Kosovo Serbs pro and against
Senior Kosovo Serb politicians claimed President Boris Tadic’s declaration had sent a negative message to Serbs living in the enclaves that are spread out across Kosovo.
Meanwhile the Vice president of the Serb National Council, moderate politician Rada Trajkovic claimed the partition of Kosovo would complete the ethnic cleansing of Serbs from Kosovo. (BIRN/Balkan Insight Daily 2/10/2008)
On the other hand a deputy for KiM in Serbia Parliament Stojanka Petkovic believes that partition could be a solution. ‘The project of multiethnic Kosovo has failed since it turned out that the Serbs and Albanians cannot live together’, Petkovic says. (Blic 3/10/2008)
Partition as pragmatic solution
Personally I came early 2001 to same conclusion than Ms.
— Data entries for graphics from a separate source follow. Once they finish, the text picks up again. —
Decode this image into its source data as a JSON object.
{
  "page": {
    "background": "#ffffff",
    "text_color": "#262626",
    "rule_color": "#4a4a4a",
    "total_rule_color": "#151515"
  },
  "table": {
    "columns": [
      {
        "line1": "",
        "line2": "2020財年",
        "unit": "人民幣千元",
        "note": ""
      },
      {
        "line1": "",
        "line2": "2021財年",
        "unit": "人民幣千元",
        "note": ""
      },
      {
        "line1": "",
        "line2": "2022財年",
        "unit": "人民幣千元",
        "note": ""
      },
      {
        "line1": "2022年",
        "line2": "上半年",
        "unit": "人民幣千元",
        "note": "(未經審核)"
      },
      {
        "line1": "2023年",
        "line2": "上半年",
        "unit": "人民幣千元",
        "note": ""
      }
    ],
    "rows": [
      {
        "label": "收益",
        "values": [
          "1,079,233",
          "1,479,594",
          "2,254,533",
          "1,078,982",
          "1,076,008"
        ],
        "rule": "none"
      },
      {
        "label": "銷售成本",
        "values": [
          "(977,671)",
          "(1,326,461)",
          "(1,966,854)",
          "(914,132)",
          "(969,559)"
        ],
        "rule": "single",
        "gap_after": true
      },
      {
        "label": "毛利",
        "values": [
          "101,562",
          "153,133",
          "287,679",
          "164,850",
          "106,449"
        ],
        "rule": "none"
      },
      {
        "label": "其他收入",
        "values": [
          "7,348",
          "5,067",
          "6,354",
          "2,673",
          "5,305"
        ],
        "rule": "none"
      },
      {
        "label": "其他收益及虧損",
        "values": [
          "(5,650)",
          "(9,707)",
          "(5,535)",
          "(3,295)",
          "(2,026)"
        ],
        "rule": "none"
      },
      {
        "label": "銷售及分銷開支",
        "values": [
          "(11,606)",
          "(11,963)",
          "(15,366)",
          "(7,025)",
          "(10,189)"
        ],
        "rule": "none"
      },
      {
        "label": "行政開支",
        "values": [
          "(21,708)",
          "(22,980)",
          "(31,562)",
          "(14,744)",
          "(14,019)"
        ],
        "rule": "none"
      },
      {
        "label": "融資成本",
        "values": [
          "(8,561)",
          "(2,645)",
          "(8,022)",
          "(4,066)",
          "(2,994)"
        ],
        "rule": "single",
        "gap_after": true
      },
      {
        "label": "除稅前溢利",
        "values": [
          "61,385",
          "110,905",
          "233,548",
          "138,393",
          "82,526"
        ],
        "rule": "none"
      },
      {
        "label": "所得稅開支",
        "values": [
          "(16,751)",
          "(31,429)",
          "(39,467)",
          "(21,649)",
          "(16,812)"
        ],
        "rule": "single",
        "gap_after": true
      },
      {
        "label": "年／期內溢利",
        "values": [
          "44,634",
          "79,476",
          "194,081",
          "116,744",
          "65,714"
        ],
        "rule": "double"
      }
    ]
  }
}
Petkovic above and since then considered partition as best possible outcome on the ground. I justify my point e.g. with following arguments:
- If negotiated and accepted by Belgrade and Pristina partition deal is according international law, not against it like forced, imposed solutions
- The deal can serve as positive precedent for similar cases in international politics
- Both parties can focus their energy to improve economy and living conditions of their citizens without never-ending dispute over Kosovo status
- North can be integrated directly to Serbia without need to make creative solutions for parallel structures; South can concentrate its development needs without endless dispute about authority in North
- EU and US can focus their actions in Kosovo to capacity building and economical development instead of using huge military/police presence to keep there some order
One big topic of course is the question about enclave Serbs and historical heritage. While agreeing about partition one tacit condition for Kosovo republic should be implementation of self-governance and cultural heritage clauses of Ahtisaari plan.
EU should also implement/finance a sufficient housing program in Serbia to solve its refugee/IDP question. Enclave Serbs could through this housing program find a good alternative to enclave live. The Balkan history is full of examples about more or less voluntary migration of peoples/nations around the region, a housing program could this time make it moderate or at least tolerable.
I know that my point of view is not according some top level ideals about modern multi-ethnic societies and it can violate some persons’ human rights e.g. freedom to choose fixed abode. However partition can be a practical, pragmatic and realistic solution to end a frozen conflict. It can be sustainable base from where both parties can focus to improve their daily live. Who knows maybe after some peaceful period borders start melt down, interaction between individuals from different ethnic groups’ spreads and multi-ethnic region is ordinary routine.